Conservation Track QA
Preparing to QA
Please follow the instructions in this wiki page, in addition to the New Track Checklist. The Conservation track will consist of one or more of the following subtracks: multiz#way, phyloP, phastCons and Most Conserved/Conserved Elements. Sometimes if there is only a multiz#way and a Most Conserved/Conserved Elements tracks, they will be in separate tracks.

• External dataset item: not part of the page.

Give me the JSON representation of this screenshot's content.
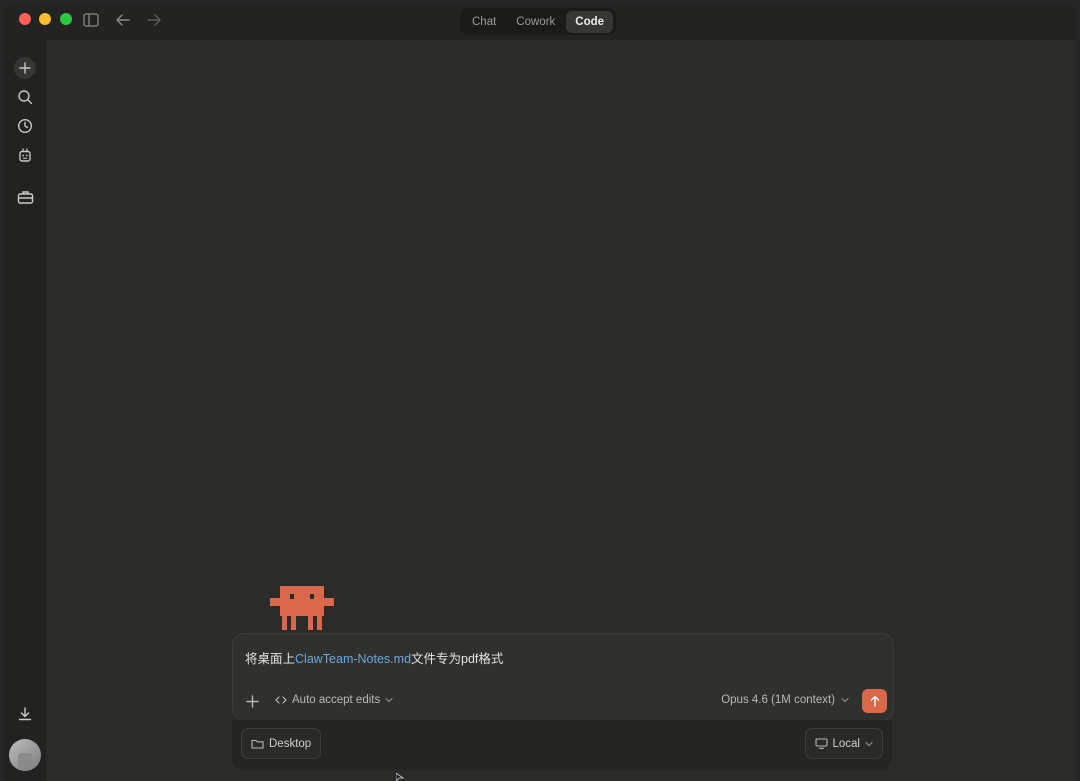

Otherwise, they should all be together.
Make sure that pushQ entry has all gbdb files and downloads needed for the track
For gbdb, there should be either be one big .maf file or one .maf file for each chromosome for the multiz#way track. Both phyloP and phastCons will have one .wib file associated with each. There are no gbdb files for the Most Conserved/Conserved Elements track.
For the downloads there will typically be a directory for multiz#way, phastCons and phyloP. Typically all the contents of these directories are pushed, unless there are special files that the developer does not want to go out. There is no directory for the Most Conserved/Conserved Elements track.
To see the list of assemblies actually used to build the tracks
cat /hive/data/genomes/$db/bed/multiz#way/species.lst
(Note that sometimes the file extension is .list; depends on the developer. Hiram tends to use .list)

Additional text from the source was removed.